Preventing a Lost Generation: Supporting Education and Skills Development | IPT
Chair: Kate Green OBE MP, Shadow Secretary of State for Education
Speaker: Patrick Craven, Director of Policy, Research and Compliance, City and Guilds
Speaker: Angela Donkin, Chief Social Scientist, NFER
Speaker: Dr James Shuttleworth, Programme Director, Institute of Coding, Coventry University
Virtual Event

Date:

Tuesday 01 June 2021

Venue:

This is an online event

Start Time:

08:30

End Time:

09:30

COVID-19 has had a profound impact on education across all age groups, with remote learning, assessments cancelled, and settings closed. A NFER survey found that teachers believe an estimated 44% of pupils required intensive catch-up support. Remote learning has been a challenge, particularly impacting disadvantaged pupils and school areas. More than 1m school aged children lack the resources needed, creating a digital divide. Research by the Sutton Trust found that 34% of parents with children aged 5-16 reported their child does not have access to their own computer, laptop or tablet to access the internet.

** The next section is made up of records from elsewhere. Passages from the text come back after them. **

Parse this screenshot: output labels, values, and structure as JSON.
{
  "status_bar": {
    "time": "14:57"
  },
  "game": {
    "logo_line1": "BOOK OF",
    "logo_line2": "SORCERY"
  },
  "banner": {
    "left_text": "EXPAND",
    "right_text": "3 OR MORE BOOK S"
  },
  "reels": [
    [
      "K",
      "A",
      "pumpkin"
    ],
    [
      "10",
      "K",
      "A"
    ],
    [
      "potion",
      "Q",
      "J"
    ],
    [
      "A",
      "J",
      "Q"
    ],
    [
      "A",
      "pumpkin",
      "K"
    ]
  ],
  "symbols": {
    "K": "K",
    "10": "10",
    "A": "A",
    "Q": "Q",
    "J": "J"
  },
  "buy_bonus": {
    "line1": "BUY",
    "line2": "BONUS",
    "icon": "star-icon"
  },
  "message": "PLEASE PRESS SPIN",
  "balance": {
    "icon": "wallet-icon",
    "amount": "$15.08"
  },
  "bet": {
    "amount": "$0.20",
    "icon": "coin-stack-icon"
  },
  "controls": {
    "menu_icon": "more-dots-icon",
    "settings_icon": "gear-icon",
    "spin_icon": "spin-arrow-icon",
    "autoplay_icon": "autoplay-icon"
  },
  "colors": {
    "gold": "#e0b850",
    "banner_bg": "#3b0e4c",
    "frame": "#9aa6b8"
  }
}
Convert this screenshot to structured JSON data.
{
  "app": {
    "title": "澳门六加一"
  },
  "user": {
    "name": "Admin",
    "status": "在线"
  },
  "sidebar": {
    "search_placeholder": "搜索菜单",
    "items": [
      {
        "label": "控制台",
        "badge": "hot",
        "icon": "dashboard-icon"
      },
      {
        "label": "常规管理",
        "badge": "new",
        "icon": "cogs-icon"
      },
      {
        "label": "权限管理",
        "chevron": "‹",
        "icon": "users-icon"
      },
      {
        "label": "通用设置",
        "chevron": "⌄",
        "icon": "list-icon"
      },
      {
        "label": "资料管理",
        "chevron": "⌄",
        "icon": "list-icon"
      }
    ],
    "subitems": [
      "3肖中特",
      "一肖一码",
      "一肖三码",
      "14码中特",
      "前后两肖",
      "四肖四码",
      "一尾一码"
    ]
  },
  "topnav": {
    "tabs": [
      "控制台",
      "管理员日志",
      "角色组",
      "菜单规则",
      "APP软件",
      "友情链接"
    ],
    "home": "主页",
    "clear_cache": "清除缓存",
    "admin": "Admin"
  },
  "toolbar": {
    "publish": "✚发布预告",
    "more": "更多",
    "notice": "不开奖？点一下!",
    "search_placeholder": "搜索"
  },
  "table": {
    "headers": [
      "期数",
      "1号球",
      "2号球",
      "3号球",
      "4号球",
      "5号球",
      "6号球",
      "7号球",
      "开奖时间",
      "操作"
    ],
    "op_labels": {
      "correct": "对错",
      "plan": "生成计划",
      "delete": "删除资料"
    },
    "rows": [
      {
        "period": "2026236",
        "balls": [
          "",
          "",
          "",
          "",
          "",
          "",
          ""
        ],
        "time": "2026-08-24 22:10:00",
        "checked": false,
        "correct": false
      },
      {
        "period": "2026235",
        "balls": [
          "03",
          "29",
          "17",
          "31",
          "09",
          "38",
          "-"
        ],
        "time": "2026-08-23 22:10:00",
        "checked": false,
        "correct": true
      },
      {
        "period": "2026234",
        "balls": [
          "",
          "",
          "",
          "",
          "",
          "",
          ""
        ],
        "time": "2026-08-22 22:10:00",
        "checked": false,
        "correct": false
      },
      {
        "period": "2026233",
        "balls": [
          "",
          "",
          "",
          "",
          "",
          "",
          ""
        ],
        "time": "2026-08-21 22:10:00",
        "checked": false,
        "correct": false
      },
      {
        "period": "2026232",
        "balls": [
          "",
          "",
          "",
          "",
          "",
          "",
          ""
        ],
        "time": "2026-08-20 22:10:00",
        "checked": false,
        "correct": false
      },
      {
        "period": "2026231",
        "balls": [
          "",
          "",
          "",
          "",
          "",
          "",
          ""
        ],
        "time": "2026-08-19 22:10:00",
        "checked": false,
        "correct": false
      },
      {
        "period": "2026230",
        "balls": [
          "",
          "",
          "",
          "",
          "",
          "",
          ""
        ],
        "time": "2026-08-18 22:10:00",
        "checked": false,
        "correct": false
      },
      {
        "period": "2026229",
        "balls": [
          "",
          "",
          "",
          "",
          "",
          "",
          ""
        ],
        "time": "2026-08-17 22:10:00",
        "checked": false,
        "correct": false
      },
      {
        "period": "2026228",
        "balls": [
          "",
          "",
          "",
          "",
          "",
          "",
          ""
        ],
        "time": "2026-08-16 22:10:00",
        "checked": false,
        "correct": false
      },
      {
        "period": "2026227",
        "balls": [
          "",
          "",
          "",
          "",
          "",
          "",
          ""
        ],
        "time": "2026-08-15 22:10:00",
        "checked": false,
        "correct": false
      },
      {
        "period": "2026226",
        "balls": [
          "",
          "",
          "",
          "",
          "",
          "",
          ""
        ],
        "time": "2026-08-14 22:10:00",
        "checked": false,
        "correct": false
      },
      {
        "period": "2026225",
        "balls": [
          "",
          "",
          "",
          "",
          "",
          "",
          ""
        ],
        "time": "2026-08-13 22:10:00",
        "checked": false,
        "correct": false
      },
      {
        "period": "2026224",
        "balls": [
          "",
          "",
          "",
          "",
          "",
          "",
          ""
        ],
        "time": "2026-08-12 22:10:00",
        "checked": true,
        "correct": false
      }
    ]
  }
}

Pupils with limited access to IT or study space are therefore 81% less likely to engage in remote learning. Meanwhile, 2.2 million learners aged 14 or older attend further education colleges, with many courses in these settings unable to be transferred to a digital format. The Association of Colleges reported that more young people will need college places due to high unemployment and many of these will need support to catch up learning. In addition, 17% of prospective UK university students stated they didn’t wish to enrol in September 2020, costing the sector £763m in lost fees and teaching grants. Moreover, a poll by Prospectus found that 28% of final year students had their job offers rescinded or put-on hold. Many pupils face the prospect of leaving education lacking in skills that will secure them jobs. With the Government committing to a major expansion of post-18 education and training, how can we ensure all ages have access to catch up support and training to avoid a widening skills gap and stagnation?

This event will:

  • Consider how to implement long-term policies to assist ‘catch-up’ and ensure pupils have received a good foundational education by 16, including improving digital skills amongst teaching staff
  • Discuss how to close the gap between disadvantaged and non-disadvantaged pupils and regions to avoid the risk of ‘skills deserts’
  • Explore whether the existing curriculum and educational offers are building employable skills.